Andretti, however, will pay a £360million ($450m) fee to the 10 existing teams, and despite the eye-watering figure, Mercedes boss Wolff believes that the price should have been even higher.
“When you look at it in the first instance, we lose out,” he told Auto Motor und Sport. “We don’t know what Cadillac will invest in Formula One. The compensation fee, which is currently set at $450 million, is too low. It does not make up for the direct loss in income.”
When the specifics of the deal were being finalised, Red Bull team principal Christian Horner took a similar stance to long-time rival Wolff, insisting that his organisation had no plans to miss out on revenue as a result of a new squad’s entry.
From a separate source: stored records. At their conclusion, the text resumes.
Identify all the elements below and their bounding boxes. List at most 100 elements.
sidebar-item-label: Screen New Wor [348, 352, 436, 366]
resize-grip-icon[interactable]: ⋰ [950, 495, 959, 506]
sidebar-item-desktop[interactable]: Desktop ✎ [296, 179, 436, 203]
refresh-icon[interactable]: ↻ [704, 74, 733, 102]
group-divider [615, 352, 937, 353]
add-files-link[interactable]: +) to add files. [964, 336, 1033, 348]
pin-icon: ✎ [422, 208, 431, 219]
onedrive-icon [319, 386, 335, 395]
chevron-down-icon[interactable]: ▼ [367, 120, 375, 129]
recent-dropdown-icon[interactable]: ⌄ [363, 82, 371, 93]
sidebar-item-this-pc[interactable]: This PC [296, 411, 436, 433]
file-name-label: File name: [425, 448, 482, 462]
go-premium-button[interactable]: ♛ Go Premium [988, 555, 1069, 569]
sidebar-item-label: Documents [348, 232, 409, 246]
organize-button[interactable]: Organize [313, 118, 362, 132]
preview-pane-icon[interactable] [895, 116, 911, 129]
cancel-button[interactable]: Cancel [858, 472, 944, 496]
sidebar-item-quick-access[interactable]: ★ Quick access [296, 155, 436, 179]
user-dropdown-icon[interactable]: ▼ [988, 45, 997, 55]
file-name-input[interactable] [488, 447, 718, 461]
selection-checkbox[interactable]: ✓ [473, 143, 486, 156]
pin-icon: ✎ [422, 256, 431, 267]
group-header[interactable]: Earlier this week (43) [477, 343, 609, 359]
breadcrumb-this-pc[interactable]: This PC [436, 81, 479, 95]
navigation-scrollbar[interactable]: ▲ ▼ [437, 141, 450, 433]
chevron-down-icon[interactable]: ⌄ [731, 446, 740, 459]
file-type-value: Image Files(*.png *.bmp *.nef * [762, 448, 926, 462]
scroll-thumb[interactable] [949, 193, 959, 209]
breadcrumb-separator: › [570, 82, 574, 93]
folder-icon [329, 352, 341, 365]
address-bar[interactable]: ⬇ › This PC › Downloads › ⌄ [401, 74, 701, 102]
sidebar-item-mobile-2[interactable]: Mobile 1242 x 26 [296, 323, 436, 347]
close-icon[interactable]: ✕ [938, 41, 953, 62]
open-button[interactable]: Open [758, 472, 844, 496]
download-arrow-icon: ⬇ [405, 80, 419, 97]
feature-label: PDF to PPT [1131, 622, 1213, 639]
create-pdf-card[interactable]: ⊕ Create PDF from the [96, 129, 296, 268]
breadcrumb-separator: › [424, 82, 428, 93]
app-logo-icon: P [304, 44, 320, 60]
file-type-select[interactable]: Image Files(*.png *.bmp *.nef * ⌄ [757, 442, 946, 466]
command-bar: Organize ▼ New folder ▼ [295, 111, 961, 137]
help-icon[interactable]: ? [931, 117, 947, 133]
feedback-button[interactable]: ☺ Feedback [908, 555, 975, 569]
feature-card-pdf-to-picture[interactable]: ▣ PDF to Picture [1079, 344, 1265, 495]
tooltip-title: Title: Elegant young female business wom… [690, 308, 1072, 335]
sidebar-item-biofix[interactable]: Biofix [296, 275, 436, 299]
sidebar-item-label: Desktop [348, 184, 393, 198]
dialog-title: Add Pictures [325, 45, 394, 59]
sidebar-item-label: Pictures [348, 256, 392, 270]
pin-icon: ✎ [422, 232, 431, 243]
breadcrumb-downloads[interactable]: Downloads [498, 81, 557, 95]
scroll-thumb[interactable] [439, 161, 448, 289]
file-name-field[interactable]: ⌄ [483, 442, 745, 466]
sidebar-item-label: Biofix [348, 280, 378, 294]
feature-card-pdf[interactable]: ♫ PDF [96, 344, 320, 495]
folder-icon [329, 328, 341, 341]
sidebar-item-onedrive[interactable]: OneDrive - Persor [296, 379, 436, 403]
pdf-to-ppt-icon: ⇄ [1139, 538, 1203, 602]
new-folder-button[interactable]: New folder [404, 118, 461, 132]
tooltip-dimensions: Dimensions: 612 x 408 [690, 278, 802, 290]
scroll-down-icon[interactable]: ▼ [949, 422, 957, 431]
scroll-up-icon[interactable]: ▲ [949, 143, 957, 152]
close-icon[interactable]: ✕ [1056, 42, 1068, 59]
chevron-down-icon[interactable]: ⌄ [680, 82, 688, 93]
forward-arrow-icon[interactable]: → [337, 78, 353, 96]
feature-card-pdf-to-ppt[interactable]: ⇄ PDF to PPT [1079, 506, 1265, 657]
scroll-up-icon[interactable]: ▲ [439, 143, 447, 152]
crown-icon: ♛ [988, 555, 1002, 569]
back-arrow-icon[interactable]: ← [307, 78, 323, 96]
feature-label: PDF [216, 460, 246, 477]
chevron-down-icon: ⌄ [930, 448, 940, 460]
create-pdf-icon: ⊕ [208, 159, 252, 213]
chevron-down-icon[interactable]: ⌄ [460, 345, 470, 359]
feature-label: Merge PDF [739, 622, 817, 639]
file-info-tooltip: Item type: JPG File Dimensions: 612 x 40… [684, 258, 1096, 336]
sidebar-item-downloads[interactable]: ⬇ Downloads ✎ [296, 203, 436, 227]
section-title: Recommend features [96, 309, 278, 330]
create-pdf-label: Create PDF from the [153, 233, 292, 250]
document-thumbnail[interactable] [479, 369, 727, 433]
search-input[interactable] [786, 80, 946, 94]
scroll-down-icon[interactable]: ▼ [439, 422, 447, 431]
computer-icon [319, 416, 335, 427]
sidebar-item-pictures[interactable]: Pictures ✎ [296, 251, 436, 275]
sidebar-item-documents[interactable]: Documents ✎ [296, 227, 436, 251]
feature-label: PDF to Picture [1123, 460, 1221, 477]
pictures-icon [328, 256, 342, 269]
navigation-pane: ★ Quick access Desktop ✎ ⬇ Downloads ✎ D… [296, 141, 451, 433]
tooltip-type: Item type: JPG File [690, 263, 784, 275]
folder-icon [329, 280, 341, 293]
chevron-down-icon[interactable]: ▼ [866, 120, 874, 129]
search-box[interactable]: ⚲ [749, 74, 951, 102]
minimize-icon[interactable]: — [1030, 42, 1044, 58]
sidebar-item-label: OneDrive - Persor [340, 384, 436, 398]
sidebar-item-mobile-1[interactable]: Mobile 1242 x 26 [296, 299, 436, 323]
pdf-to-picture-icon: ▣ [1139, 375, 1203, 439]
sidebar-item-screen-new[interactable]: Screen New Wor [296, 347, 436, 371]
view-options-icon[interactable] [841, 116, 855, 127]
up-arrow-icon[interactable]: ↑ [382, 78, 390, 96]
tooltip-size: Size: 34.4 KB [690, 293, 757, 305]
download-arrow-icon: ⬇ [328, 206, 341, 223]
“And like with all these things, it comes down to the finances and how it’s going to be funded and how it’s going to be paid,” he told Sky Sports F1. “As long as, logistically, they can be accommodated, we have absolutely no problem with seeing GM come here – but we’re not paying for it.
“We’ve got no issue with them coming. We welcome them with open arms, but you don’t want to see the prize fund diluted. It will be that question of, whose side of the cake does it come out of?”
Given F1’s increasing popularity worldwide, the compensation fee is expected to rise in the coming years. Should this go ahead, Haas may stand as the sport’s final low-budget entrant with the increasing financial commitment of joining the series now pricing out everyone but global automotive giants.